A data science project to analyze codegolf.stackexchange.com in a Wolfram Language EntityStore
A version 12 or newer Wolfram Engine product.
I've listed the rough steps I took here in order if you're interested in the details of how I processed the data. But you may want to save yourself some time and effort by skipping to the exploration section and downloading the cleaned and processed store.
The latest XML snapshots of codegolf.stackexchange.com can be found here on archive.org, along with the other StackExchange network archives. Code and directions for converting these into a Wolfram Language EntityStore are currently TBD as the conversion utility is made public-ready. But for now, you can download a compressed MX file of a converted EntityStore here (~418 MB).
Follow along with the code in GatherMetadata.nb to collect submission information including programming languages, reported sizes, and code snippets.
Follow along with the code in ProcessMetadata.nb to further refine the metadata, merge unnecessarily duplicated language entities and add additional properties to the EntityStore for fast and easy exploration.

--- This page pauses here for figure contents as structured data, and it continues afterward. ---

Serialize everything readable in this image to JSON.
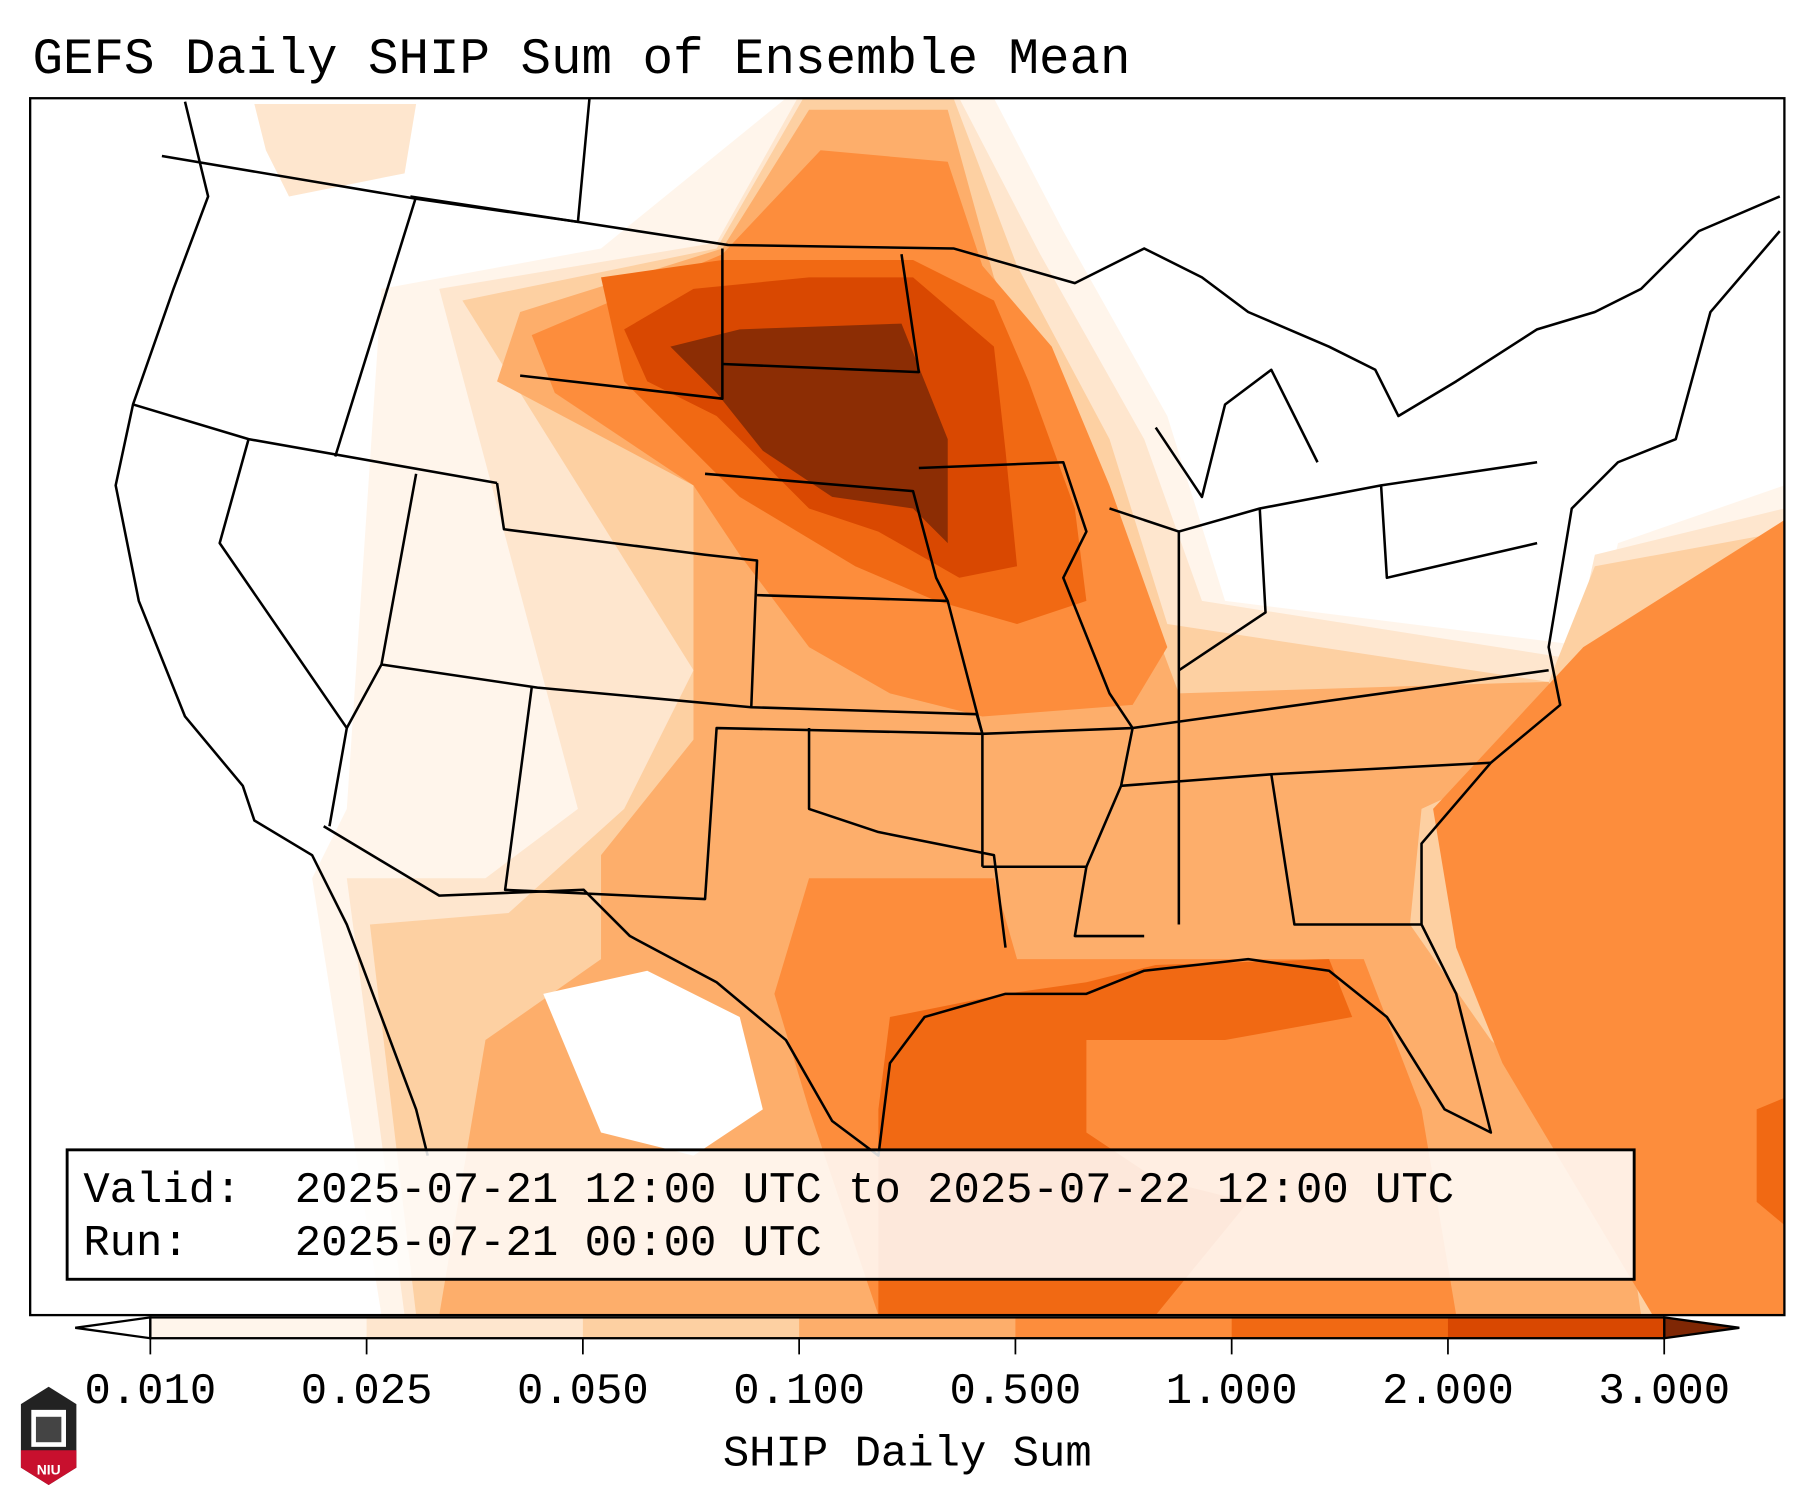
{
  "title": "GEFS Daily SHIP Sum of Ensemble Mean",
  "info_box": {
    "valid_label": "Valid:",
    "valid_value": "2025-07-21 12:00 UTC to 2025-07-22 12:00 UTC",
    "run_label": "Run:",
    "run_value": "2025-07-21 00:00 UTC"
  },
  "logo_text": "NIU",
  "chart_data": {
    "type": "heatmap",
    "title": "GEFS Daily SHIP Sum of Ensemble Mean",
    "colorbar": {
      "label": "SHIP Daily Sum",
      "ticks": [
        "0.010",
        "0.025",
        "0.050",
        "0.100",
        "0.500",
        "1.000",
        "2.000",
        "3.000"
      ],
      "levels": [
        0.01,
        0.025,
        0.05,
        0.1,
        0.5,
        1.0,
        2.0,
        3.0
      ],
      "colors": [
        "#fff5eb",
        "#fee6ce",
        "#fdd0a2",
        "#fdae6b",
        "#fd8d3c",
        "#f16913",
        "#d94801",
        "#8c2d04"
      ],
      "extend": "both",
      "under_color": "#ffffff",
      "over_color": "#7f2704"
    },
    "regions": [
      {
        "name": "South Dakota / southern North Dakota maximum",
        "level": "> 3.000"
      },
      {
        "name": "Northern Plains and upper Midwest",
        "level": "1.000-3.000"
      },
      {
        "name": "Gulf of Mexico",
        "level": "1.000-2.000"
      },
      {
        "name": "Western Atlantic",
        "level": "0.500-1.000"
      },
      {
        "name": "Southern Plains and Southeast",
        "level": "0.100-0.500"
      }
    ]
  }
}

There is a lot of interesting data to explore and extract, but I've done some work on things I found interesting in Explore.nb. I've uploaded a public version of this notebook for easy viewing on the Wolfram Cloud.
If you'd like to do some exploration on your own, you can download compressed MX files of the cleaned and processed EntityStores here:
- codegolf.stackexchange.com_Cleaned.mx.zip (~450 MB)
- CodeGolfProgrammingLanguage_Cleaned.mx.zip (~325 KB)
After extracting the files, you should be able to follow along with the code in Explore.nb and go from there.